In this project you will work with researchers who have developed the LVK codebase gwcosmo+ for cosmology inference and have put together the upGLADE galaxy catalogue to go along with it. You will be a part of the team that carries out the first cosmology analyses on O4 data. If we are lucky, we may observe a multimessenger signal in O4 and get to analyze the data from it. Until now, we have seen only one such multimessenger signal, namely GW170817.

The work involved will be computational. You will learn about statistical methods and get exposed to state-of-the-art data analysis techniques. You will be involved in a large international collaboration in the forefront field of GW science.

[1] B. P. Abbott et al. “Constraints on the cosmic expansion history from GWTC-3,” arXiv: 2111.03604 [astro-ph.CO].

Observational science challenges with the Einstein Telescope

Supervisors: Archisman Ghosh

The Einstein Telescope (ET) will have more than ten times the sensitivity of the current LIGO-Virgo-KAGRA detector network.

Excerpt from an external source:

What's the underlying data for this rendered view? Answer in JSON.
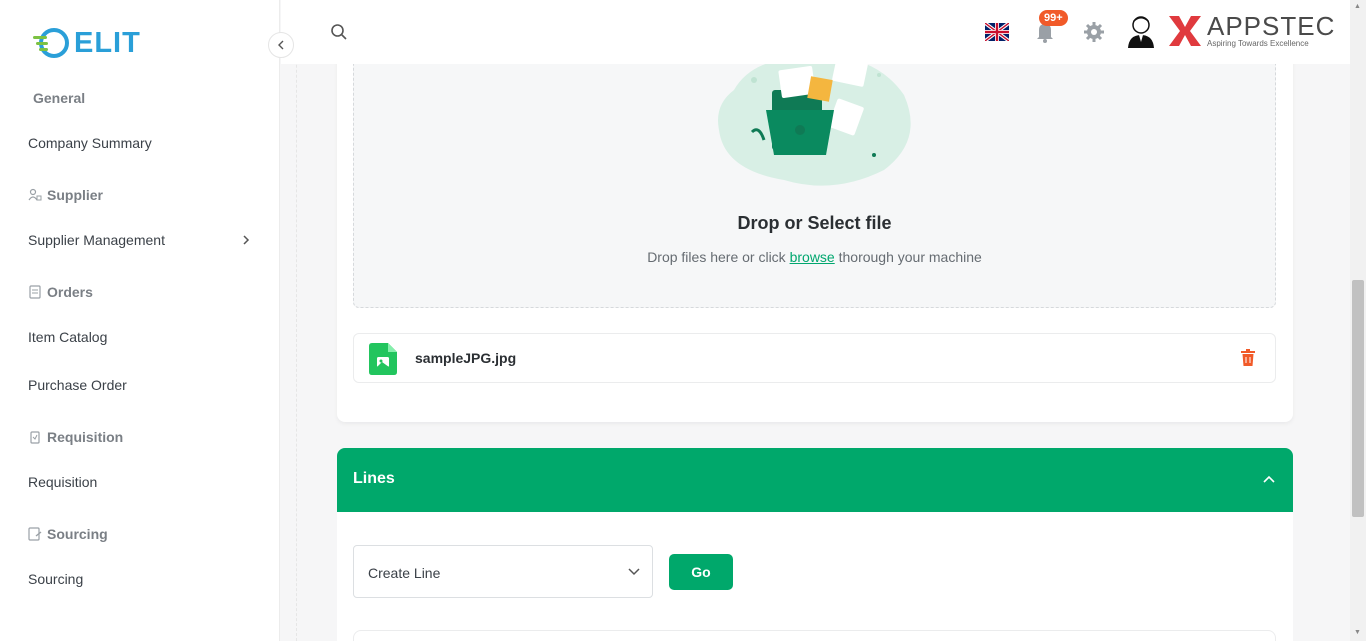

As a result we will see merging black holes which are much farther away (out to the edge of the known universe), as well as heavier black holes, (thousands of times the mass of the sun), which merge at lower frequencies made accessible by the ET. Typical signals observed by the ET will also be much longer – minutes to hours or even longer (as opposed to a fraction of a second for the current detector network). This is exciting. However it brings forth several computational challenges. How will we carry out data analysis for such long signals? Signals will certainly overlap – how will we disentangle them from each other? The ET Collaboration Observational Science Board was recently established to answer such questions.

In this project, you will develop prospective techniques for ET data analysis. In particular you will attempt to bring together traditional methods such as Bayesian Markov Chain Monte Carlo (MCMC) together with more recently developed Convolutional Neural Network (CNN) algorithms with the goal of efficiently analyzing multiple signals present simultaneously in the data.